Being a feminist in a conservative country with a government that overtly fights to limit the rights of women can be a very challenging task. Nevertheless, there are fierce women that do not back down from attacks directed at them and their liberties. We invited such a woman on the Barricades!
İrem Kayıkçı, from the feminist organization Mor Dayanışma (Purple Solidarity) in Turkey, agreed to discuss the decision of president Recep Tayyip Erdoğan of withdrawing from the Istanbul Convention. Irem is part of a major grass-roots feminist organization in Turkey that has dozens of branches all over Turkey and she, as a socialist feminist, is part of their collective struggle with a neoliberal ultra-conservative government that aims to take back some of the important rights that women in Turkey have gained.
Turkey is a country with very high levels of domestic violence, ending in the murder of hundreds of women. The feminist organizations, according to İrem Kayıkçı, show that more than 300 women were murdered by men last year and the number is growing.
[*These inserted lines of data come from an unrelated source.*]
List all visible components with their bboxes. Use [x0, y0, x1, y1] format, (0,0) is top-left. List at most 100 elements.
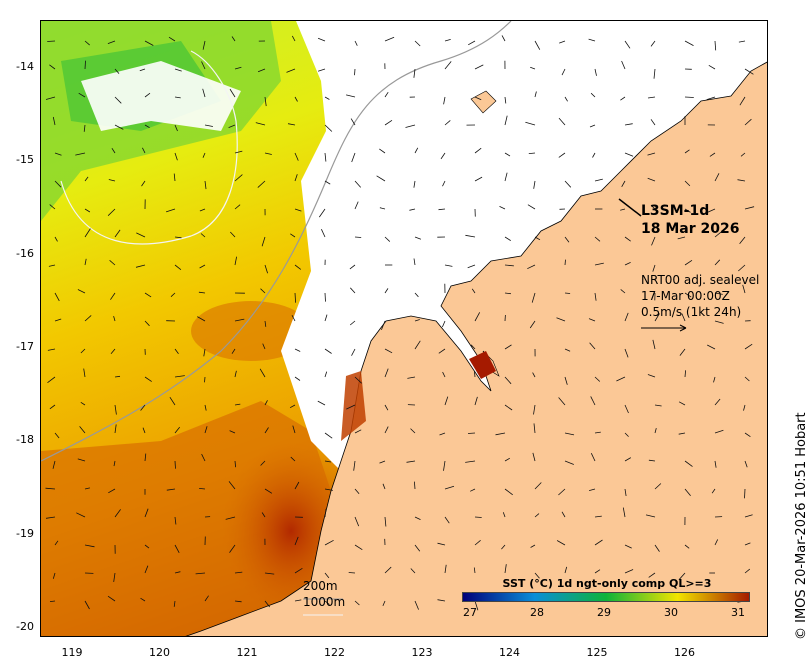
- current-vector: [350, 287, 356, 294]
- current-vector: [714, 320, 724, 324]
- current-vector: [709, 152, 716, 157]
- current-vector: [45, 516, 56, 519]
- current-vector: [351, 152, 356, 163]
- current-vector: [384, 566, 392, 574]
- current-vector: [144, 376, 152, 382]
- credit-text: © IMOS 20-Mar-2026 10:51 Hobart: [794, 412, 809, 640]
- colorbar-title: SST (°C) 1d ngt-only comp QL>=3: [502, 577, 712, 590]
- current-vector: [684, 208, 691, 213]
- current-vector: [504, 404, 513, 411]
- current-vector: [624, 432, 629, 437]
- current-vector: [294, 599, 302, 602]
- current-vector: [413, 258, 416, 266]
- current-vector: [499, 206, 506, 210]
- current-vector: [684, 370, 686, 378]
- current-vector: [234, 150, 243, 154]
- current-vector: [346, 94, 356, 98]
- current-vector: [294, 208, 302, 212]
- current-vector: [114, 424, 117, 434]
- current-vector: [654, 313, 660, 322]
- current-vector: [144, 92, 151, 98]
- current-vector: [444, 39, 451, 42]
- current-vector: [174, 68, 182, 72]
- current-vector: [504, 236, 511, 241]
- current-vector: [47, 376, 56, 384]
- current-vector: [203, 348, 206, 357]
- current-vector: [414, 600, 419, 610]
- current-vector: [264, 320, 267, 327]
- current-vector: [324, 152, 327, 162]
- current-vector: [624, 262, 631, 266]
- land-mass: [185, 61, 767, 636]
- x-tick-label: 124: [499, 646, 520, 659]
- current-vector: [324, 180, 331, 185]
- current-vector: [173, 600, 176, 607]
- current-vector: [350, 118, 356, 126]
- current-vector: [438, 348, 446, 354]
- current-vector: [590, 453, 596, 462]
- current-vector: [684, 460, 693, 467]
- current-vector: [467, 264, 476, 269]
- current-vector: [291, 315, 296, 322]
- current-vector: [52, 572, 56, 579]
- current-vector: [529, 320, 536, 329]
- current-vector: [234, 256, 237, 266]
- current-vector: [647, 96, 656, 99]
- map-frame[interactable]: [40, 20, 768, 637]
- current-vector: [384, 288, 389, 294]
- current-vector: [624, 488, 627, 497]
- x-tick-label: 121: [236, 646, 258, 659]
- current-vectors: [45, 35, 755, 611]
- current-vector: [49, 64, 56, 70]
- current-vector: [114, 68, 120, 74]
- current-vector: [54, 180, 62, 188]
- current-vector: [650, 204, 656, 210]
- current-vector: [84, 258, 87, 266]
- current-vector: [474, 539, 481, 546]
- current-vector: [204, 426, 208, 434]
- current-vector: [76, 512, 86, 518]
- colorbar-tick: 29: [597, 606, 611, 619]
- current-vector: [354, 201, 359, 210]
- current-vector: [229, 430, 236, 434]
- current-vector: [174, 124, 178, 132]
- current-vector: [47, 40, 56, 42]
- current-vector: [354, 376, 362, 384]
- current-vector: [654, 404, 662, 407]
- current-vector: [556, 540, 566, 546]
- current-vector: [354, 40, 358, 46]
- current-vector: [714, 460, 717, 468]
- x-tick-label: 125: [586, 646, 608, 659]
- current-vector: [468, 40, 476, 46]
- colorbar-tick: 28: [530, 606, 544, 619]
- product-date: 18 Mar 2026: [641, 221, 740, 237]
- current-vector: [594, 262, 604, 266]
- current-vector: [107, 208, 116, 216]
- current-vector: [204, 404, 207, 411]
- current-vector: [384, 368, 389, 378]
- current-vector: [413, 180, 416, 188]
- current-vector: [594, 431, 601, 434]
- current-vector: [110, 348, 116, 355]
- current-vector: [49, 600, 56, 602]
- current-vector: [384, 516, 387, 527]
- current-vector: [264, 264, 268, 274]
- product-pointer: [618, 198, 642, 217]
- current-vector: [504, 344, 512, 350]
- y-tick-label: -17: [16, 339, 34, 353]
- current-vector: [384, 36, 395, 42]
- current-vector: [650, 119, 656, 126]
- current-vector: [48, 264, 56, 267]
- current-vector: [354, 516, 360, 527]
- current-vector: [294, 174, 298, 182]
- current-vector: [556, 317, 566, 322]
- current-vector: [264, 400, 268, 406]
- current-vector: [166, 488, 176, 491]
- current-vector: [495, 432, 506, 436]
- y-tick-label: -16: [16, 246, 34, 260]
- current-vector: [264, 488, 273, 494]
- current-vector: [533, 180, 536, 189]
- current-vector: [444, 485, 455, 490]
- current-vector: [324, 314, 328, 322]
- reference-vector-head: [679, 324, 687, 332]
Maria Cernat and Boyan Stanislavski wanted to analyze the possible reasons motivating president Erdoğan as well as the structural causes of such high levels of male violence against women. Irem provided useful data regarding unemployment among Turkish women as well as very insightful opinions on how a mass grass-roots feminist organization is the only way to fight a very aggressive conservative president.